Dit document helpt de gemeente en initiatiefnemers om aan de slag te gaan met participatie. Het is belangrijk om jaarlijks het participatiebeleid en de handreiking te evalueren en zo mogelijk aan te vullen met bijvoorbeeld tips en voorbeelden van participatiewerkvormen. Evalueren en bijstellen is belangrijk om de kwaliteit te waarborgen en verbeteren.

 

Definitie van participatie onder de Omgevingswet

Participatie

Het woord ‘participatie’ heeft meerdere betekenissen met verschillende context. Hieronder wordt het begrip participatie uitgelegd in de context van dit participatiebeleid onder de Omgevingswet.

 

Participatie wil zeggen:

“Het vroegtijdig betrekken van belanghebbenden bij de voorbereiding van concrete veranderingen van de fysieke leefomgeving of bij de voorbereiding, uitvoering en evaluatie van gemeentelijk beleid.”

 

  • -

    Een participatieproces kan betrekking hebben op concrete ruimtelijke plannen en projecten waar zowel de inwoners, bedrijven of de gemeente initiatiefnemer van kan zijn. Hetzelfde geldt ook voor de voorbereiding, uitvoering en evaluatie van gemeentelijk beleid.

  • -

    Het doel van een participatieproces is niet het creëren van draagvlak. Met een participatieproces krijgt men tijdig de belangen van mogelijke stakeholders op tafel. Dit betekent in de praktijk dat de overheid minder stuurt, meer loslaat en meer ruimte geeft aan de initiatiefnemers. Tegelijkertijd krijgen de initiatiefnemers meer verantwoordelijkheid. Hierbij is het van belang dat bij planvorming, projecten of beleidsontwikkeling de kaders en spelregels worden afgesproken.

  • -

    Het participatieproces speelt zich af vooraf aan het formele besluitvormingsproces.
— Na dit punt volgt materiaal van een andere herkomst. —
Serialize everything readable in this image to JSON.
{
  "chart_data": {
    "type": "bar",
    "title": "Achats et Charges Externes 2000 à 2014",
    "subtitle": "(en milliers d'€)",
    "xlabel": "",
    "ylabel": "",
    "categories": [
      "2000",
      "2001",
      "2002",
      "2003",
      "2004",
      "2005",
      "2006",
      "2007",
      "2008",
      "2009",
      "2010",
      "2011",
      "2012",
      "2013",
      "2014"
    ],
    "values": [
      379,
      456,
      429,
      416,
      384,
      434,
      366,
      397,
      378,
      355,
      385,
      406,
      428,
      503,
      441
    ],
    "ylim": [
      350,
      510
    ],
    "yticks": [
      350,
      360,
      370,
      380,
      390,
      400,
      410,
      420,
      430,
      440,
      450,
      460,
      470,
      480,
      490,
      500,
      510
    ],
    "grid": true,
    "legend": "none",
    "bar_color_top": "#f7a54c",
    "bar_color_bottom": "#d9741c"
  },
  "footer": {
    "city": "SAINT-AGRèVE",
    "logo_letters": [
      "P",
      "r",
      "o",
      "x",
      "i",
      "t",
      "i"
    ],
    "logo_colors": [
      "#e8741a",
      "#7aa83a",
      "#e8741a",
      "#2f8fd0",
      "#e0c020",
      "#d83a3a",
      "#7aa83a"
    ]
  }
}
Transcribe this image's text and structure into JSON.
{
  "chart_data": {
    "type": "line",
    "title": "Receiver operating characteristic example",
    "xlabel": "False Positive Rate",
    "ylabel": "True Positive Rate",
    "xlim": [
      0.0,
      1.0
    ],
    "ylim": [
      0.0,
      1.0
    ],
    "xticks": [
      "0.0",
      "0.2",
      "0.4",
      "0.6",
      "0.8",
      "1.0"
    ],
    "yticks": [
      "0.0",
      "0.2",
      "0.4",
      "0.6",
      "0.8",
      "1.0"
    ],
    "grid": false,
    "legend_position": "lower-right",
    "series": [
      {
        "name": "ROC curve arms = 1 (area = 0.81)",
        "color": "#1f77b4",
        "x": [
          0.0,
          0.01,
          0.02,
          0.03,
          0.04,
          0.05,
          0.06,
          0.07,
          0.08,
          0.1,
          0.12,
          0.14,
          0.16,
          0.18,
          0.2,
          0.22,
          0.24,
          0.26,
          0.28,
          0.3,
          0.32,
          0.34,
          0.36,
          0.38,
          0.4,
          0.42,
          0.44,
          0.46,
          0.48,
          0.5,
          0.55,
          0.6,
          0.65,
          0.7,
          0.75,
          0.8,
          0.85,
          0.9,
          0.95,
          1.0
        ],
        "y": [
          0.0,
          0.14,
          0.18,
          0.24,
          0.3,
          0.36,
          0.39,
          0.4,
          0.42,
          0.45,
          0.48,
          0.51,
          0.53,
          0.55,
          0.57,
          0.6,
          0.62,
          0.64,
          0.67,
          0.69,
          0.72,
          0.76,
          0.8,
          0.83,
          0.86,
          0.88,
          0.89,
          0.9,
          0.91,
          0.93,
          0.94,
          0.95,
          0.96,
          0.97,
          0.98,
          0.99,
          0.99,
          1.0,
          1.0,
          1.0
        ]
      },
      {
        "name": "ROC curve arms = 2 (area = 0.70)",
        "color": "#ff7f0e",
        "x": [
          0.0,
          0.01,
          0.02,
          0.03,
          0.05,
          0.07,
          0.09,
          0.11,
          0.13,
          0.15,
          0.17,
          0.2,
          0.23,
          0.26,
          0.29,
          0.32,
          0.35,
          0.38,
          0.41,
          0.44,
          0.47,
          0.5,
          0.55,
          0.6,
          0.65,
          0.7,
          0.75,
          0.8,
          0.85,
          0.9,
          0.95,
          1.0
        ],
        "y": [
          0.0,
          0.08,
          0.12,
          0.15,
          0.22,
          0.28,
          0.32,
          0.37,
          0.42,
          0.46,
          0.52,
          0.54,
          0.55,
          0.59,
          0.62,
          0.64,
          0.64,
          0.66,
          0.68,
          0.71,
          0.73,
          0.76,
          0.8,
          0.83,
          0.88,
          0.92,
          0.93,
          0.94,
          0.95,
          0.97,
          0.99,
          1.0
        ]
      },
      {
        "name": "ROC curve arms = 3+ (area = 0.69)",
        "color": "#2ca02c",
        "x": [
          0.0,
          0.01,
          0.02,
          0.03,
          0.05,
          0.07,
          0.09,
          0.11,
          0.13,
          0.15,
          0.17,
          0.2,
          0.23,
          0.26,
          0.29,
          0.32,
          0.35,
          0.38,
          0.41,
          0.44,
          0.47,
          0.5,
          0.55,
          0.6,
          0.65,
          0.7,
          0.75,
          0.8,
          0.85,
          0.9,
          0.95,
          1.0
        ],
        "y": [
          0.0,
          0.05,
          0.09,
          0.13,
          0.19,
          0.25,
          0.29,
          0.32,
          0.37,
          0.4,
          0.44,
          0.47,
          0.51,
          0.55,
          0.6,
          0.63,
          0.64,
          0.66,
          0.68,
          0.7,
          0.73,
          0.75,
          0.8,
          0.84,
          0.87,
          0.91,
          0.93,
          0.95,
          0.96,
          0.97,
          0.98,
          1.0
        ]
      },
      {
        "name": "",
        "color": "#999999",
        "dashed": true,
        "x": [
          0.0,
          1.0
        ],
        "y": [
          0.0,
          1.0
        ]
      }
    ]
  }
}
Het is meer dan formele participatie met de mogelijkheid om zienswijzen in te dienen.

  • -

    Initiatiefnemers gebruiken de uitkomsten van het participatieproces om hun plan te verbeteren. De gemeente gebruikt de uitkomsten van het participatieproces bij de belangenafweging bij besluiten over de fysieke leefomgeving.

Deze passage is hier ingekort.